Photo by Edward Paterson on Unsplash
CV NEWS FEED // Residents of Clyde, North Carolina, are living in tents and campers nearly a month after Hurricane Helene destroyed their homes.
ABC 13 reports that residents like Annette Surrett may be facing the winter in pop-up campers and tents donated by church volunteers, due to the slow turnaround of aid from the Federal Emergency Management Agency (FEMA.)
Surrett told ABC that the trailer she had lived in before the hurricane was swept away. She was evacuated before her home was destroyed.
“The fire department — they were here yelling for people to get out. It was kind of horrifying,” Surrett told ABC 13.
She watched her trailer being swept away from a nearby parking lot, and she lost several pet cats in the storm.
She said the trailer “wrapped around the tree. It snapped in half, and the rest of it went down the river and the roof is down in the bamboo patch.”
Surrett continued, “I was devastated. I was screaming.”
She noted that two of her pet cats escaped to the roof of her trailer.
“They heard me and they just started meowing,” she said.
After Surrett’s community lost their homes, “It’s almost like we were forgotten for several days,” she said. “A nice military couple put a tent up for me.”

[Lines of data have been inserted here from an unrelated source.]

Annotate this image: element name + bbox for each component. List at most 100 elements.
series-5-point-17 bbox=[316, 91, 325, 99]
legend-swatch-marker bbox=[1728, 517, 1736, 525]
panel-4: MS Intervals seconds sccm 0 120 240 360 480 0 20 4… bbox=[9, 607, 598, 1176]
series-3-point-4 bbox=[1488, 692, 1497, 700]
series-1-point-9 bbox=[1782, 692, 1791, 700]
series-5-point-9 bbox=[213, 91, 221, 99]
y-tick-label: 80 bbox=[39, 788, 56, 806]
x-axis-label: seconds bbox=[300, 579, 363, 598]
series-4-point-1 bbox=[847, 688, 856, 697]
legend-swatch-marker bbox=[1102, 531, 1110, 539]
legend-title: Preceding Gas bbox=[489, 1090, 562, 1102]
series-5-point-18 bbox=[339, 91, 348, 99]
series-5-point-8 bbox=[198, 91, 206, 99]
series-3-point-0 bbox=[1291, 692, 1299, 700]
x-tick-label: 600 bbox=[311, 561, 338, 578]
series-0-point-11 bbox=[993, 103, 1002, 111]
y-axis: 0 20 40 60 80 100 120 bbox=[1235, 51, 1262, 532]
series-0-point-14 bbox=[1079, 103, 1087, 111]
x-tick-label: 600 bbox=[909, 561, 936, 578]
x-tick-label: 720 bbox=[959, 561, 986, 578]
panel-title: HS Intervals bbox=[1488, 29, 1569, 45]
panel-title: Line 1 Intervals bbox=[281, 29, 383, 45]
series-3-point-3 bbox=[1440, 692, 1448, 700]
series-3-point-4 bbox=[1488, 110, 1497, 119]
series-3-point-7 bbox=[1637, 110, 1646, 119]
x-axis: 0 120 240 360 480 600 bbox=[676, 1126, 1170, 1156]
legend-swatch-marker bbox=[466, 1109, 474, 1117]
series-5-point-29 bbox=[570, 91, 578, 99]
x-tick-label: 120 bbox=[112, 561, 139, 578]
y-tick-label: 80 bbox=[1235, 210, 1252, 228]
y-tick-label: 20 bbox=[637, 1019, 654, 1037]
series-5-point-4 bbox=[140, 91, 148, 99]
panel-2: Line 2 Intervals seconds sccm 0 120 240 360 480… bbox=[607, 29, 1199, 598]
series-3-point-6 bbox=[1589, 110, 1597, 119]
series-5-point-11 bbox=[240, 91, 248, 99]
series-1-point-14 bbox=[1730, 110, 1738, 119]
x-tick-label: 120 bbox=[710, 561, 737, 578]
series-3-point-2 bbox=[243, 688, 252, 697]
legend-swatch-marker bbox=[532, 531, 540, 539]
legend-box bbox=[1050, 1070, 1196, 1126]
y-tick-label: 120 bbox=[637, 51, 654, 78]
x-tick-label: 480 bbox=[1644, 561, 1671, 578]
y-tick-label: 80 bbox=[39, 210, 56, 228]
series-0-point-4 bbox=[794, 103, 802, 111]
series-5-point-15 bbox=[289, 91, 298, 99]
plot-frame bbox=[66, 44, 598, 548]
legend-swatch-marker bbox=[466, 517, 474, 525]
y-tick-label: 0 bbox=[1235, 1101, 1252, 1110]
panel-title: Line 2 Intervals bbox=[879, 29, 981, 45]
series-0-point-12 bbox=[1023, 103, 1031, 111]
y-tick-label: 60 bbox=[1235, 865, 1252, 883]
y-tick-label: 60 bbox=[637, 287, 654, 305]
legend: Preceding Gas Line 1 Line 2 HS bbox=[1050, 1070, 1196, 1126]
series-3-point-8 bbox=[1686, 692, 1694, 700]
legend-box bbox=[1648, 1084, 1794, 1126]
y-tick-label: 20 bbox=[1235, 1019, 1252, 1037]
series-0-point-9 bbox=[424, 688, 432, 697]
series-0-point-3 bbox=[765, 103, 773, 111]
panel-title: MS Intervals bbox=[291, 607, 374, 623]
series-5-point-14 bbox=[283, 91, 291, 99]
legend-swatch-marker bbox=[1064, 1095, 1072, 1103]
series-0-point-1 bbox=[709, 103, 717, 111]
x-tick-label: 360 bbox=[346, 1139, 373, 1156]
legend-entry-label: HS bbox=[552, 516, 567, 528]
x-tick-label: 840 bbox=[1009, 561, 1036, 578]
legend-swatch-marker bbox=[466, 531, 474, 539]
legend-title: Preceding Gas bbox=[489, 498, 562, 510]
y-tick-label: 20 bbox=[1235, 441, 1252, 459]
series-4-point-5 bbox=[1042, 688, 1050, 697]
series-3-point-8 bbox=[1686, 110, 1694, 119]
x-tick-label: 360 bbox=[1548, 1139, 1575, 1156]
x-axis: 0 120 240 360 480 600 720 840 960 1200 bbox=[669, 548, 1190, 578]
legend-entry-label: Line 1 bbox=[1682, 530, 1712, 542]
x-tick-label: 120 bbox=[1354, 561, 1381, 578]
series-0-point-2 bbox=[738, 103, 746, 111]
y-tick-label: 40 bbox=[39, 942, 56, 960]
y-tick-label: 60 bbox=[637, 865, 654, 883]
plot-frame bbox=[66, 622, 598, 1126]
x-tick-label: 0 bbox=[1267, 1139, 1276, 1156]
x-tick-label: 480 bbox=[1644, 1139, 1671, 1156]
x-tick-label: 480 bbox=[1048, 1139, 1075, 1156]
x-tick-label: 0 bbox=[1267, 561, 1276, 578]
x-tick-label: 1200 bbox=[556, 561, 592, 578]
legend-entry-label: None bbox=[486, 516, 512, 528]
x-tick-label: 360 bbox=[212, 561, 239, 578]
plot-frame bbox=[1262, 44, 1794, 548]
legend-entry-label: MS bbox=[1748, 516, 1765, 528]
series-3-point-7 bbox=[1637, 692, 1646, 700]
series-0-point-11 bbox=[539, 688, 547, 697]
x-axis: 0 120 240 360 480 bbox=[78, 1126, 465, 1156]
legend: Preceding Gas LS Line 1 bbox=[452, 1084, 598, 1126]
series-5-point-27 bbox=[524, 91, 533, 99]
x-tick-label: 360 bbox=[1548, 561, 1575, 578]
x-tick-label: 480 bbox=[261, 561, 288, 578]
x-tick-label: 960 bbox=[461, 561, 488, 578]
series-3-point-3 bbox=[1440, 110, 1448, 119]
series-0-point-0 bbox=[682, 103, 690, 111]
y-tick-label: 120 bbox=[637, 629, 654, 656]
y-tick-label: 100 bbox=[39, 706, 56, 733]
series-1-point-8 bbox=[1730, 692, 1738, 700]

Now, Surrett is living in a pop-up camper donated to her by Crabtree Baptist Church.
“I am using a generator that one of the churches donated,” she said. “I’ve been using propane heaters.”

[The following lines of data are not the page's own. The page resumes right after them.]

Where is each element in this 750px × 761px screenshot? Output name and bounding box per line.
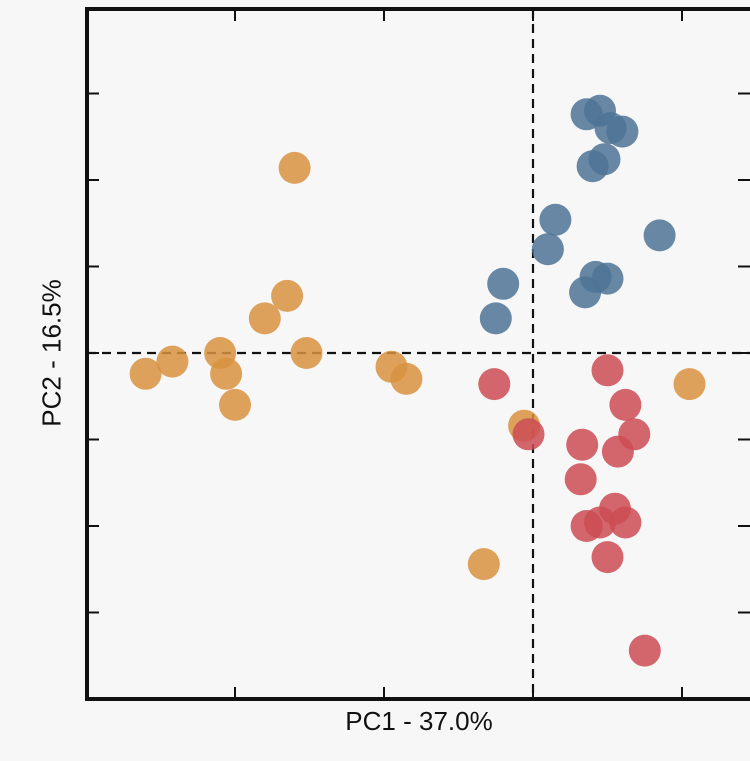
x-axis-label: PC1 - 37.0% <box>345 706 493 736</box>
y-axis-label: PC2 - 16.5% <box>36 279 67 427</box>
scatter-point-group-1 <box>271 279 304 312</box>
scatter-point-group-3 <box>591 541 624 574</box>
scatter-point-group-2 <box>487 267 520 300</box>
scatter-point-group-2 <box>643 219 676 252</box>
scatter-point-group-3 <box>609 388 642 421</box>
scatter-point-group-2 <box>576 150 609 183</box>
data-points <box>129 94 706 667</box>
scatter-point-group-2 <box>569 276 602 309</box>
scatter-point-group-1 <box>673 368 706 401</box>
scatter-point-group-3 <box>591 354 624 387</box>
scatter-point-group-3 <box>601 435 634 468</box>
scatter-point-group-1 <box>219 388 251 421</box>
scatter-point-group-1 <box>156 345 189 378</box>
scatter-point-group-3 <box>512 418 545 451</box>
scatter-point-group-3 <box>628 634 661 667</box>
scatter-point-group-2 <box>479 302 512 335</box>
scatter-point-group-1 <box>210 357 243 390</box>
scatter-point-group-1 <box>390 362 423 395</box>
scatter-point-group-2 <box>606 115 639 148</box>
scatter-point-group-3 <box>564 463 597 496</box>
scatter-point-group-1 <box>248 302 281 335</box>
scatter-point-group-2 <box>531 233 564 266</box>
scatter-point-group-1 <box>278 151 311 184</box>
scatter-point-group-1 <box>467 548 500 581</box>
scatter-point-group-3 <box>609 506 642 539</box>
scatter-point-group-1 <box>290 337 323 369</box>
scatter-point-group-3 <box>570 510 603 542</box>
scatter-point-group-3 <box>566 428 599 461</box>
scatter-point-group-3 <box>478 368 511 401</box>
plot-frame <box>85 7 750 701</box>
scatter-point-group-2 <box>539 203 572 236</box>
scatter-point-group-1 <box>129 357 162 390</box>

Surrett acknowledged she may have to spend the winter in the camper. “I hope not, but if I have to…,” she said.
She added that although FEMA is present, their accommodations take “a lot of red tape and a lot of time,” according to ABC 13.
Surrett also told ABC that volunteers matter the most, and she is receiving the help she needs from community and church volunteers.
“They’ve been told it’s going to be a while before even FEMA temporary housing is in place,” said Amanda Fowler, pastor at Canton Wesleyan Church and member of the North Canton Volunteer Fire Department.
The volunteers are currently building insulated sheds.
“It has a way to run a generator cord through it so that you can have safe heating options and not worry about catching your tent on fire,” Fowler explained. “There are families that have kids, and they’re trying to survive at this point.”